The Polynesian and Pacific Island communities are celebrating the impact the program is having on engaging young people with their culture.
“There are some students from certain schools who don’t have a basic understanding of their culture so this program has been great to educate them and connect them with their culture,” said JoJo.
“Everyone has a part to play,” added PCYC CEO Dominic Teakle. “When you represent your family, your culture, your school, you leave a legacy for your community.”
JoJo was also keen to highlight the impact of Samantha Padovani, the Family School Liaison Officer for St Agnes and St Clare’s Catholic High Schools.
“If we had to rate all our school contacts in this program, she was number 1, she was absolutely amazing,” Jojo said. “How she dealt with us has prompted us to consider altering our marking criteria by giving weight to the strength of the support staff. The care and the love she has for what she does, she captured the vision of the program straight away. You could really see her passion for helping her students make the most of this opportunity.”
Event organisers are also hoping for an exciting addition to the second showcase event in September with the addition of a program for female students to be known as Teuila.
A few schools will be invited to pilot the program with the hope that they will perform alongside the boys at the September Haka Warrior event.

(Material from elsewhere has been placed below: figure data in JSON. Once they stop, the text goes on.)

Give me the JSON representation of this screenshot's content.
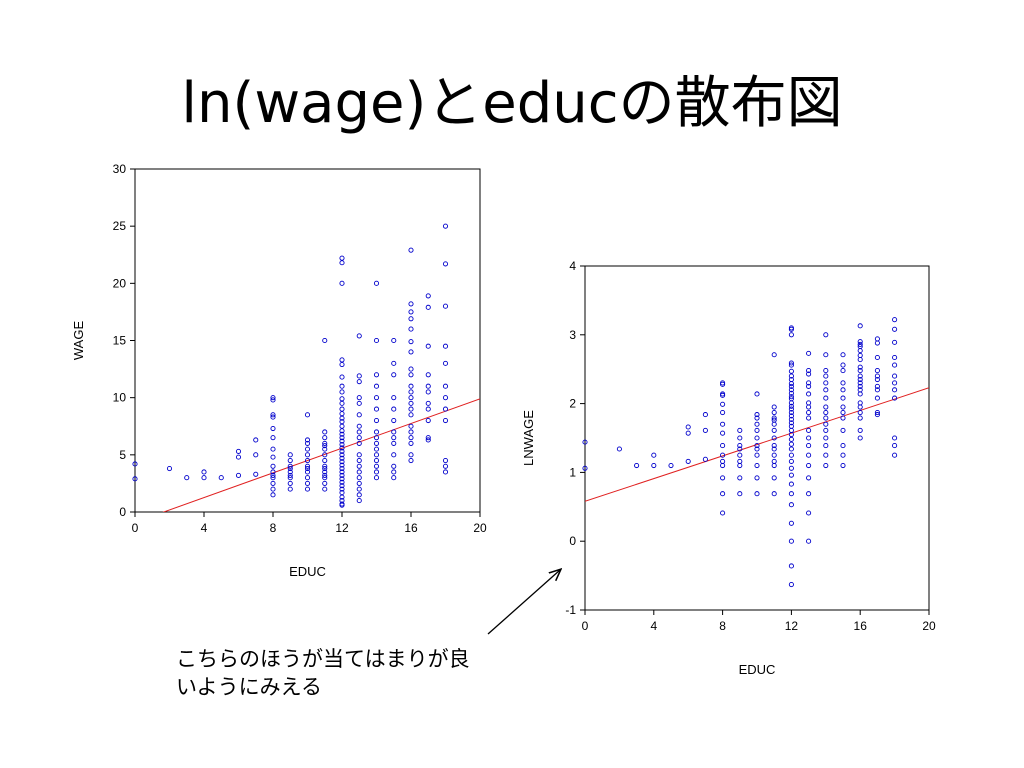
{
  "slide": {
    "title": "ln(wage)とeducの散布図",
    "note_line1": "こちらのほうが当てはまりが良",
    "note_line2": "いようにみえる"
  },
  "colors": {
    "points": "#0000cc",
    "fit_line": "#e02020",
    "axis": "#000000",
    "arrow": "#000000"
  },
  "chart_data": [
    {
      "type": "scatter",
      "xlabel": "EDUC",
      "ylabel": "WAGE",
      "xlim": [
        0,
        20
      ],
      "ylim": [
        0,
        30
      ],
      "xticks": [
        "0",
        "4",
        "8",
        "12",
        "16",
        "20"
      ],
      "yticks": [
        "0",
        "5",
        "10",
        "15",
        "20",
        "25",
        "30"
      ],
      "grid": false,
      "fit_line": {
        "x": [
          0,
          20
        ],
        "y": [
          -0.9,
          9.9
        ]
      },
      "points": {
        "x": [
          0,
          0,
          2,
          3,
          4,
          4,
          5,
          6,
          6,
          6,
          7,
          7,
          7,
          8,
          8,
          8,
          8,
          8,
          8,
          8,
          8,
          8,
          8,
          8,
          8,
          8,
          8,
          8,
          9,
          9,
          9,
          9,
          9,
          9,
          9,
          9,
          9,
          10,
          10,
          10,
          10,
          10,
          10,
          10,
          10,
          10,
          10,
          10,
          10,
          11,
          11,
          11,
          11,
          11,
          11,
          11,
          11,
          11,
          11,
          11,
          11,
          11,
          11,
          11,
          12,
          12,
          12,
          12,
          12,
          12,
          12,
          12,
          12,
          12,
          12,
          12,
          12,
          12,
          12,
          12,
          12,
          12,
          12,
          12,
          12,
          12,
          12,
          12,
          12,
          12,
          12,
          12,
          12,
          12,
          12,
          12,
          12,
          12,
          12,
          12,
          12,
          12,
          13,
          13,
          13,
          13,
          13,
          13,
          13,
          13,
          13,
          13,
          13,
          13,
          13,
          13,
          13,
          13,
          13,
          13,
          13,
          14,
          14,
          14,
          14,
          14,
          14,
          14,
          14,
          14,
          14,
          14,
          14,
          14,
          14,
          14,
          14,
          15,
          15,
          15,
          15,
          15,
          15,
          15,
          15,
          15,
          15,
          15,
          15,
          15,
          16,
          16,
          16,
          16,
          16,
          16,
          16,
          16,
          16,
          16,
          16,
          16,
          16,
          16,
          16,
          16,
          16,
          16,
          16,
          16,
          16,
          17,
          17,
          17,
          17,
          17,
          17,
          17,
          17,
          17,
          17,
          17,
          18,
          18,
          18,
          18,
          18,
          18,
          18,
          18,
          18,
          18,
          18,
          18
        ],
        "y": [
          4.2,
          2.9,
          3.8,
          3.0,
          3.5,
          3.0,
          3.0,
          5.3,
          4.8,
          3.2,
          6.3,
          5.0,
          3.3,
          10.0,
          9.8,
          8.5,
          8.3,
          7.3,
          6.5,
          5.5,
          4.8,
          4.0,
          3.5,
          3.2,
          3.0,
          2.5,
          2.0,
          1.5,
          5.0,
          4.5,
          4.0,
          3.8,
          3.5,
          3.2,
          3.0,
          2.5,
          2.0,
          8.5,
          6.3,
          6.0,
          5.5,
          5.0,
          4.5,
          4.0,
          3.8,
          3.5,
          3.0,
          2.5,
          2.0,
          15.0,
          7.0,
          6.5,
          6.0,
          5.8,
          5.5,
          5.0,
          4.5,
          4.0,
          3.8,
          3.5,
          3.2,
          3.0,
          2.5,
          2.0,
          22.2,
          21.8,
          20.0,
          13.3,
          12.9,
          11.8,
          11.0,
          10.5,
          9.9,
          9.5,
          9.0,
          8.6,
          8.2,
          7.9,
          7.5,
          7.1,
          6.8,
          6.5,
          6.2,
          5.9,
          5.6,
          5.3,
          5.0,
          4.7,
          4.4,
          4.1,
          3.8,
          3.5,
          3.2,
          2.9,
          2.6,
          2.3,
          2.0,
          1.7,
          1.3,
          1.0,
          0.7,
          0.6,
          15.4,
          11.9,
          11.4,
          10.0,
          9.5,
          8.5,
          7.5,
          7.0,
          6.5,
          6.0,
          5.0,
          4.5,
          4.0,
          3.5,
          3.0,
          2.5,
          2.0,
          1.5,
          1.0,
          20.0,
          15.0,
          12.0,
          11.0,
          10.0,
          9.0,
          8.0,
          7.0,
          6.5,
          6.0,
          5.5,
          5.0,
          4.5,
          4.0,
          3.5,
          3.0,
          15.0,
          13.0,
          12.0,
          10.0,
          9.0,
          8.0,
          7.0,
          6.5,
          6.0,
          5.0,
          4.0,
          3.5,
          3.0,
          22.9,
          18.2,
          17.5,
          16.9,
          16.0,
          14.9,
          14.0,
          12.5,
          12.0,
          11.0,
          10.5,
          10.0,
          9.5,
          9.0,
          8.5,
          7.5,
          7.0,
          6.5,
          6.0,
          5.0,
          4.5,
          18.9,
          17.9,
          14.5,
          12.0,
          11.0,
          10.5,
          9.5,
          9.0,
          8.0,
          6.5,
          6.3,
          25.0,
          21.7,
          18.0,
          14.5,
          13.0,
          11.0,
          10.0,
          9.0,
          8.0,
          4.5,
          4.0,
          3.5
        ]
      }
    },
    {
      "type": "scatter",
      "xlabel": "EDUC",
      "ylabel": "LNWAGE",
      "xlim": [
        0,
        20
      ],
      "ylim": [
        -1,
        4
      ],
      "xticks": [
        "0",
        "4",
        "8",
        "12",
        "16",
        "20"
      ],
      "yticks": [
        "-1",
        "0",
        "1",
        "2",
        "3",
        "4"
      ],
      "grid": false,
      "fit_line": {
        "x": [
          0,
          20
        ],
        "y": [
          0.58,
          2.23
        ]
      },
      "points": {
        "x": [
          0,
          0,
          2,
          3,
          4,
          4,
          5,
          6,
          6,
          6,
          7,
          7,
          7,
          8,
          8,
          8,
          8,
          8,
          8,
          8,
          8,
          8,
          8,
          8,
          8,
          8,
          8,
          8,
          9,
          9,
          9,
          9,
          9,
          9,
          9,
          9,
          9,
          10,
          10,
          10,
          10,
          10,
          10,
          10,
          10,
          10,
          10,
          10,
          10,
          11,
          11,
          11,
          11,
          11,
          11,
          11,
          11,
          11,
          11,
          11,
          11,
          11,
          11,
          11,
          12,
          12,
          12,
          12,
          12,
          12,
          12,
          12,
          12,
          12,
          12,
          12,
          12,
          12,
          12,
          12,
          12,
          12,
          12,
          12,
          12,
          12,
          12,
          12,
          12,
          12,
          12,
          12,
          12,
          12,
          12,
          12,
          12,
          12,
          12,
          12,
          12,
          12,
          13,
          13,
          13,
          13,
          13,
          13,
          13,
          13,
          13,
          13,
          13,
          13,
          13,
          13,
          13,
          13,
          13,
          13,
          13,
          14,
          14,
          14,
          14,
          14,
          14,
          14,
          14,
          14,
          14,
          14,
          14,
          14,
          14,
          14,
          14,
          15,
          15,
          15,
          15,
          15,
          15,
          15,
          15,
          15,
          15,
          15,
          15,
          15,
          16,
          16,
          16,
          16,
          16,
          16,
          16,
          16,
          16,
          16,
          16,
          16,
          16,
          16,
          16,
          16,
          16,
          16,
          16,
          16,
          16,
          17,
          17,
          17,
          17,
          17,
          17,
          17,
          17,
          17,
          17,
          17,
          18,
          18,
          18,
          18,
          18,
          18,
          18,
          18,
          18,
          18,
          18,
          18
        ],
        "y": [
          1.44,
          1.06,
          1.34,
          1.1,
          1.25,
          1.1,
          1.1,
          1.66,
          1.57,
          1.16,
          1.84,
          1.61,
          1.19,
          2.3,
          2.28,
          2.14,
          2.12,
          1.99,
          1.87,
          1.7,
          1.57,
          1.39,
          1.25,
          1.16,
          1.1,
          0.92,
          0.69,
          0.41,
          1.61,
          1.5,
          1.39,
          1.34,
          1.25,
          1.16,
          1.1,
          0.92,
          0.69,
          2.14,
          1.84,
          1.79,
          1.7,
          1.61,
          1.5,
          1.39,
          1.34,
          1.25,
          1.1,
          0.92,
          0.69,
          2.71,
          1.95,
          1.87,
          1.79,
          1.76,
          1.7,
          1.61,
          1.5,
          1.39,
          1.34,
          1.25,
          1.16,
          1.1,
          0.92,
          0.69,
          3.1,
          3.08,
          3.0,
          2.59,
          2.56,
          2.47,
          2.4,
          2.35,
          2.29,
          2.25,
          2.2,
          2.15,
          2.1,
          2.07,
          2.01,
          1.96,
          1.92,
          1.87,
          1.82,
          1.77,
          1.72,
          1.67,
          1.61,
          1.55,
          1.48,
          1.41,
          1.34,
          1.25,
          1.16,
          1.06,
          0.96,
          0.83,
          0.69,
          0.53,
          0.26,
          0.0,
          -0.36,
          -0.63,
          2.73,
          2.48,
          2.43,
          2.3,
          2.25,
          2.14,
          2.01,
          1.95,
          1.87,
          1.79,
          1.61,
          1.5,
          1.39,
          1.25,
          1.1,
          0.92,
          0.69,
          0.41,
          0.0,
          3.0,
          2.71,
          2.48,
          2.4,
          2.3,
          2.2,
          2.08,
          1.95,
          1.87,
          1.79,
          1.7,
          1.61,
          1.5,
          1.39,
          1.25,
          1.1,
          2.71,
          2.56,
          2.48,
          2.3,
          2.2,
          2.08,
          1.95,
          1.87,
          1.79,
          1.61,
          1.39,
          1.25,
          1.1,
          3.13,
          2.9,
          2.86,
          2.83,
          2.77,
          2.7,
          2.64,
          2.53,
          2.48,
          2.4,
          2.35,
          2.3,
          2.25,
          2.2,
          2.14,
          2.01,
          1.95,
          1.87,
          1.79,
          1.61,
          1.5,
          2.94,
          2.88,
          2.67,
          2.48,
          2.4,
          2.35,
          2.25,
          2.2,
          2.08,
          1.87,
          1.84,
          3.22,
          3.08,
          2.89,
          2.67,
          2.56,
          2.4,
          2.3,
          2.2,
          2.08,
          1.5,
          1.39,
          1.25
        ]
      }
    }
  ]
}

“There’s the traditional Samoan dance which is called the Siva Samoa and when you see a young girl do this dance in particular, all those values are represented, similar to the Haka program,” explained JoJo. “It talks about being graceful, seeing the inner beauty, being confident in who you are and being able to present yourself in a way that shows respect to yourself and your family. I’m probably more excited by the girls program than the boys.”